Renting out this space for coworking means that restaurants are able to earn some money and get some of the rent paid.

In large cities, rental costs are getting higher and higher, and restaurants run on pretty narrow margins, so it’s good to have so back-up cash to help pay the bills. It’s no coincidence that New York and London are the biggest coworking cities, and two of the most expensive to live and rent in.

There’s also the chance to make money selling food and beverages to the workers during the day, depending on your agreement.


Daytime coworkers turn into nighttime customers


If you’ve created a pleasant working space that people feel comfortable in, they’ll be more inclined to stick around afterwards to check out your hospitality. They’ll want to see what your restaurant is like once the curtains are raised.

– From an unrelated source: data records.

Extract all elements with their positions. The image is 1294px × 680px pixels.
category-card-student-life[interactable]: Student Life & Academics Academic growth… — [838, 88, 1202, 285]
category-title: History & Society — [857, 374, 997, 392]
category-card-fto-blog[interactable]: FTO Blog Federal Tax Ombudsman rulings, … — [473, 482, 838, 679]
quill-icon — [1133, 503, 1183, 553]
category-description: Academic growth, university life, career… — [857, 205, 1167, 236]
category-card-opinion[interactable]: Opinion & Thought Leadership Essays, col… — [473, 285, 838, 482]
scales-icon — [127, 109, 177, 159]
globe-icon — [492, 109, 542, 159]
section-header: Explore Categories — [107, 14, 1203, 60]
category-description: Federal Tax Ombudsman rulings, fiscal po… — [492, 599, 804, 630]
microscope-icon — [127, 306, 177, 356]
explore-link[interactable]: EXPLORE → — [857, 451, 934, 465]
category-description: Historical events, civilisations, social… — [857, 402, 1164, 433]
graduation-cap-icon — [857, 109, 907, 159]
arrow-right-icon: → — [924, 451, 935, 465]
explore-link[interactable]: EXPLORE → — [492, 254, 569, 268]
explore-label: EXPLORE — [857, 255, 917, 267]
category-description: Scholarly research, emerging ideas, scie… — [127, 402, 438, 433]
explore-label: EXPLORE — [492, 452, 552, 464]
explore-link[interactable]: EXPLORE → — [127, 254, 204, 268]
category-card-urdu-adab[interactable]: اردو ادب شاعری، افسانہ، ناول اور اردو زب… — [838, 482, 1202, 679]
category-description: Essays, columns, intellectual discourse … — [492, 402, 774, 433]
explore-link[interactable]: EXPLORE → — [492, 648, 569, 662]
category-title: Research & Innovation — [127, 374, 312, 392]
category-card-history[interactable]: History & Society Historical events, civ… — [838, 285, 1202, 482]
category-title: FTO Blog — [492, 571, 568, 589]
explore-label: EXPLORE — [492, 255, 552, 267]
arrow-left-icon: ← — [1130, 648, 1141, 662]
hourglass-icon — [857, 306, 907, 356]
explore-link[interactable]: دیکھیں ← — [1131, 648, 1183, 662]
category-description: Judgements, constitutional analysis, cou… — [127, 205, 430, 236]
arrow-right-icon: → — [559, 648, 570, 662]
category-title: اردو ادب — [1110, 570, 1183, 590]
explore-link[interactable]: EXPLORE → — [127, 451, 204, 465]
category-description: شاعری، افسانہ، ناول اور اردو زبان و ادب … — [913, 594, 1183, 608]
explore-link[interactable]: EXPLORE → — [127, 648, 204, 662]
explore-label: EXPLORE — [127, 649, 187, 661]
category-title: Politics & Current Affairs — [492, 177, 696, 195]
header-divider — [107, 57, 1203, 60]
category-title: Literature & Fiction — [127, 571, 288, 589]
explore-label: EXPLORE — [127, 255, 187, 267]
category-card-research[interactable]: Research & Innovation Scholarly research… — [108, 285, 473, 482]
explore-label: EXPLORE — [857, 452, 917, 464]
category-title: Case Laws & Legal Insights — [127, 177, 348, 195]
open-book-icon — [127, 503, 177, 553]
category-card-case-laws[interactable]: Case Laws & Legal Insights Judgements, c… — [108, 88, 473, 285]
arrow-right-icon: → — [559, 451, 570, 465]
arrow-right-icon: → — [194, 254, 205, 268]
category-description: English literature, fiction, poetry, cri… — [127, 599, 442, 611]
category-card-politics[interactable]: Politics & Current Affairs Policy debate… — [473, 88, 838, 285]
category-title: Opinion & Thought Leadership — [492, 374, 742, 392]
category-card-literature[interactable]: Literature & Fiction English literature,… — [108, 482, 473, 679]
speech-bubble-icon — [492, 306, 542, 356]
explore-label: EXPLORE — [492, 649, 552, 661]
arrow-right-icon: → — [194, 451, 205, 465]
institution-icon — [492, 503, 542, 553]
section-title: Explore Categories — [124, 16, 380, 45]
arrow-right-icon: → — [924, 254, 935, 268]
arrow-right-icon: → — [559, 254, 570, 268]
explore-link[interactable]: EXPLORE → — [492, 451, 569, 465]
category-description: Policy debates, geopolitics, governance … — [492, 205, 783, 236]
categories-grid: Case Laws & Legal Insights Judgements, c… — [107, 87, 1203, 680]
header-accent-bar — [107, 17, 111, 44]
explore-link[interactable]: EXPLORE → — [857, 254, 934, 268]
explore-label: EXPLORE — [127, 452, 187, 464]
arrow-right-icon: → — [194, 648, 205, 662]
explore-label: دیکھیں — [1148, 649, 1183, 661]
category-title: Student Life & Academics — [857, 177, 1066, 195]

Think about it. You’re working at a restaurant or bar, and you’re coming to the end of a busy day, Why wouldn’t you want to stay for a little bit longer and grab a beer when the ‘closed’ sign is flipped over?

If you want to network too, then hanging around to chat to potential clients or business partners after your coworking space converts is the perfect set-up. It’s a mutual, casual space that will make for neutral ground.


It’s free advertising


Coworking is an exciting (and new-ish  — at least to mainstream gig economy) concept. Any restaurant that takes part in a coworking scheme is going to attract attention. People will want to find out more, and visit your restaurant. Gig workers sharing your space will also talk to families, friends and colleagues about the restaurant.

With all of these benefits for both parties, it’s easy to see why the merge between restaurants and coworking is at the frontier of the gig economy.

It’s a great use of empty space for everyone involved, ensuring that both industries are positively affected by the relationship. If you run a restaurant, it’s the perfect way to make some extra money and do a bit of advertising on the side.  And if you’re a remote worker, it’s an awesome opportunity be part of a creative space that is cost-effective, varied and sociable.